Weibin Chen, an international student who received his Masters degree from Trent, describes his trip as a gift. “Because I’m already an international student at Trent, I never thought I would have the opportunity to travel abroad to do my research,” said Chen, who credits Prof. Guéguen, and Dr. Scott Smith, his co-supervisor at Laurier University, with making the arrangements.

Chen, whose research focuses on water chemistry, spent time with Dr. Josep Galceran of the University of Llieda learning a new technique on how to characterize the interaction between organic matter and metal. “Organic matter in water is important for protecting marine life from toxic metals, but how strongly organic material binds with metals is not well studied,” explains Chen. “Most techniques which describe the interplay between the two are not very reliable, but Dr. Galceran invented a unique technique which allows for easy and precise measurements.”
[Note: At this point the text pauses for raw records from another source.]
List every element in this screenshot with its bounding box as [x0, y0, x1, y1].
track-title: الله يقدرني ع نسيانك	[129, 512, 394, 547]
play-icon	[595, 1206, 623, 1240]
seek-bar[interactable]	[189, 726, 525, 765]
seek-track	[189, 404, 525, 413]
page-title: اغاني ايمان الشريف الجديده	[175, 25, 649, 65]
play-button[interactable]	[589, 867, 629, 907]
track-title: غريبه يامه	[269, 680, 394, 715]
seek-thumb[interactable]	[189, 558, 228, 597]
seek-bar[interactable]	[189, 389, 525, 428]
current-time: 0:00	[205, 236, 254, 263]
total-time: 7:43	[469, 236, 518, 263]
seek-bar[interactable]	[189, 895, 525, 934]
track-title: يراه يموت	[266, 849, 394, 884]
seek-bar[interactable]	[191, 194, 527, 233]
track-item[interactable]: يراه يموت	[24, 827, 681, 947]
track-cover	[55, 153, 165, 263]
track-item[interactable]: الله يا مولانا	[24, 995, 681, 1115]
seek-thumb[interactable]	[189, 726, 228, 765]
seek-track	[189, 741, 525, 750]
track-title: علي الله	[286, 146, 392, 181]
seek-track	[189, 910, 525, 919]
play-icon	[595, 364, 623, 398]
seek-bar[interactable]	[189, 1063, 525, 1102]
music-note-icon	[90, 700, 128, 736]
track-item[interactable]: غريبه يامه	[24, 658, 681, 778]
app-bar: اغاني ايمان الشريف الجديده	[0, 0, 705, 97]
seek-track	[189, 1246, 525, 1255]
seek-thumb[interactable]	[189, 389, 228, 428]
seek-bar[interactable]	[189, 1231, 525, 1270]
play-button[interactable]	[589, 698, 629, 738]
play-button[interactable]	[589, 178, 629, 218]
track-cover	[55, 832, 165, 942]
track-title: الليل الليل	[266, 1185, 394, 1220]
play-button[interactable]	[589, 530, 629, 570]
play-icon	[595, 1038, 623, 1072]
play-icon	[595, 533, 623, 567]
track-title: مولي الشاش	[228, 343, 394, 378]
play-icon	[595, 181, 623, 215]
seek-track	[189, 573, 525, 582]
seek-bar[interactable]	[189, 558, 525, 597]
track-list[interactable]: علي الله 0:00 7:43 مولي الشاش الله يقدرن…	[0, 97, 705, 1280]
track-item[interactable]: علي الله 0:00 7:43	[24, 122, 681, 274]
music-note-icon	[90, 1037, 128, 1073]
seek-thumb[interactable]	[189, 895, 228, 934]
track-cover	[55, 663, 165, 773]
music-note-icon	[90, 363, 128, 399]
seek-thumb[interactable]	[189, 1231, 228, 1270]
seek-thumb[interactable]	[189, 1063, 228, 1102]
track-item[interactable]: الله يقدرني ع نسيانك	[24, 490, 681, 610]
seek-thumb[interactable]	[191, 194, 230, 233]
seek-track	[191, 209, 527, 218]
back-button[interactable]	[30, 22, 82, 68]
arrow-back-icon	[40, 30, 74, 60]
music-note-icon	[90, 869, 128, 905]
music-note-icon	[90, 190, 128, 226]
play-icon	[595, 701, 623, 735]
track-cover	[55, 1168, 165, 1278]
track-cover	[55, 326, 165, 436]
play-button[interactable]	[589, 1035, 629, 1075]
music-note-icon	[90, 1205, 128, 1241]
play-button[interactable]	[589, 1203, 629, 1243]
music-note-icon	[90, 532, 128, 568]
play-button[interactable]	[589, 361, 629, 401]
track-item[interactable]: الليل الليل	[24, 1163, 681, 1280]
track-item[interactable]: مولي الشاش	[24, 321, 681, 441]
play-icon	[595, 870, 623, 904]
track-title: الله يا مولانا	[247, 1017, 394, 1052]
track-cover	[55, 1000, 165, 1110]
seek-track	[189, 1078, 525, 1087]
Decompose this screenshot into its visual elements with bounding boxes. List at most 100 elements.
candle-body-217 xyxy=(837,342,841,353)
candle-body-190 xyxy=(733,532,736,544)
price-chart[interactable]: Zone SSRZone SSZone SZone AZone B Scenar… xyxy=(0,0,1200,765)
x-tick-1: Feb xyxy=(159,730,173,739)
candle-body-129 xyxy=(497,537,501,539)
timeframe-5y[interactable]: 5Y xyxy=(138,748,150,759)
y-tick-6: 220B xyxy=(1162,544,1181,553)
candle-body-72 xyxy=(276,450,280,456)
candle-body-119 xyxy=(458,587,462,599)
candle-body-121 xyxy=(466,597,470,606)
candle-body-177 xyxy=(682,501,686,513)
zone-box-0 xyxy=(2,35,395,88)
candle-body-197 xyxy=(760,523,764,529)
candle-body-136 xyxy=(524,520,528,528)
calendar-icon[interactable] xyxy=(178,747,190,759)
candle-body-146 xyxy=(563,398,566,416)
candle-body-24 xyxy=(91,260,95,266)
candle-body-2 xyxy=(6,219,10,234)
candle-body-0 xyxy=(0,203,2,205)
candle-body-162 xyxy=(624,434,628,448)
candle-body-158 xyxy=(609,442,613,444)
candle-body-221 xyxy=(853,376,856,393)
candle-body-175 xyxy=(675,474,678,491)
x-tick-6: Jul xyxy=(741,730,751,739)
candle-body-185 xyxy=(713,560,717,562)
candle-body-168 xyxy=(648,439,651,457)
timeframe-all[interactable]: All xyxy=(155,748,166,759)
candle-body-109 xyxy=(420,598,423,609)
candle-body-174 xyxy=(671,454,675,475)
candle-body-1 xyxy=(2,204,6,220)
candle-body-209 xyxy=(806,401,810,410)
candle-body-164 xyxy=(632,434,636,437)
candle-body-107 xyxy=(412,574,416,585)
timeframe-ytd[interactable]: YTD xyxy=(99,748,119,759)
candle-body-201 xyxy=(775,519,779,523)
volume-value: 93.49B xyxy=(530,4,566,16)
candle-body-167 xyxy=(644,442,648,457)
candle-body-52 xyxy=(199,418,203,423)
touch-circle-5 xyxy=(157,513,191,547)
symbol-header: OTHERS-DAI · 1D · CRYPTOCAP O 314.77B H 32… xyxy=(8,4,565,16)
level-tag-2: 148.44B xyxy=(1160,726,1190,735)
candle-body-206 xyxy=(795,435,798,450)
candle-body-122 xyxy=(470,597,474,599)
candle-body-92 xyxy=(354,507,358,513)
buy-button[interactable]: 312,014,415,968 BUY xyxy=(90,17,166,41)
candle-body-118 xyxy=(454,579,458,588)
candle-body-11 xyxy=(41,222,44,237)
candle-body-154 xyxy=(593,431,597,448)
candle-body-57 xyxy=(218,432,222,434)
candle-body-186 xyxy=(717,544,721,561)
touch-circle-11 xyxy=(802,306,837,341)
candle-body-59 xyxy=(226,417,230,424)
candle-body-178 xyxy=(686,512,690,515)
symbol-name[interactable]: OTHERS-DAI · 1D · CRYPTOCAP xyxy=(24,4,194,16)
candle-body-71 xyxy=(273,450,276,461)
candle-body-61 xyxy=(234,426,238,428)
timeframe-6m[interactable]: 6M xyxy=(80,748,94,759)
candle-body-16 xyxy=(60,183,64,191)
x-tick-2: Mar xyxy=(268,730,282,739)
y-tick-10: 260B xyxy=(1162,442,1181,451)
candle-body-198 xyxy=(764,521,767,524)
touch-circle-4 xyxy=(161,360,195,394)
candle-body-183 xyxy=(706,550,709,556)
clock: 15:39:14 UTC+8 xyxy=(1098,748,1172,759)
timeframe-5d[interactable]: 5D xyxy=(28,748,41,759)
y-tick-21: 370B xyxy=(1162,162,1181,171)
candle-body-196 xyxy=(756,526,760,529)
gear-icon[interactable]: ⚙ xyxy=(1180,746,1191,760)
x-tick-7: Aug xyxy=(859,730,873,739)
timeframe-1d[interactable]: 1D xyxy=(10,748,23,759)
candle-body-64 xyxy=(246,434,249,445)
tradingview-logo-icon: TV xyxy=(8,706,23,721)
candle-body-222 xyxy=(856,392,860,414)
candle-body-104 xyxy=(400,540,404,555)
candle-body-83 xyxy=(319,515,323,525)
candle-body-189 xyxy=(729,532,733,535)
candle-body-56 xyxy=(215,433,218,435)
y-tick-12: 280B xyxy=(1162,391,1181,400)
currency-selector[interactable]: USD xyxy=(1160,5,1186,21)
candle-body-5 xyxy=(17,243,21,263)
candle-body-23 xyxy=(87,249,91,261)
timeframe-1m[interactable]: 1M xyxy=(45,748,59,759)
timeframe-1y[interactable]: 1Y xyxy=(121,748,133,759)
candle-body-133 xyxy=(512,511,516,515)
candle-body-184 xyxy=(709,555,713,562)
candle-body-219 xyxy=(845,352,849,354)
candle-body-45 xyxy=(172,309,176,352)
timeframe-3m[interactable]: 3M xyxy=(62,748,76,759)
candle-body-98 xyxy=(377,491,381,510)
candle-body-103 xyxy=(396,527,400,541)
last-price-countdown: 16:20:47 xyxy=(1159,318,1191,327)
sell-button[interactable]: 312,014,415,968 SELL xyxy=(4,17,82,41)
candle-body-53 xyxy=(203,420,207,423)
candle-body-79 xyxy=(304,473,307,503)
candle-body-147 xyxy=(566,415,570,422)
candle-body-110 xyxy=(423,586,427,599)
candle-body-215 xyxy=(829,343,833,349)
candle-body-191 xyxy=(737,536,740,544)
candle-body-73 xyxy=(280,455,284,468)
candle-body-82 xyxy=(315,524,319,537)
Prof. Guéguen points out that learning abroad brings another dimension to Chen and Dainard’s research which will benefit other Trent researchers. “I’m interested in the value that their international research will bring to our work, here at Trent,” she said. “Weibin went to Spain to learn a unique technique, and now he can train other Trent students to go forward with that new technique. Paul is working on the carbon cycle in the Arctic Ocean, but researching in Bermuda brings additional scope, because water from the Arctic empties into the Atlantic and flows by Bermuda.”

Chen and Dainard agree that the new techniques they learned, and contacts they made, will benefit both their current research and future careers. “This was an amazing trip which helped me develop both academically and personally,” said Chen. “Not only did I learn a new technique which will help my research at Trent, I also developed relationships with other scientists whom I can cooperate with in the future.”

Dainard adds, “There was a great deal of excitement associated with research at BIOS. This excitement was contagious and made for an excellent environment to grow from both personal and academic perspectives. I’m grateful to Prof. Guéguen for providing me with this opportunity and for the mentoring and encouragement I’ve received from her over the past couple of years.”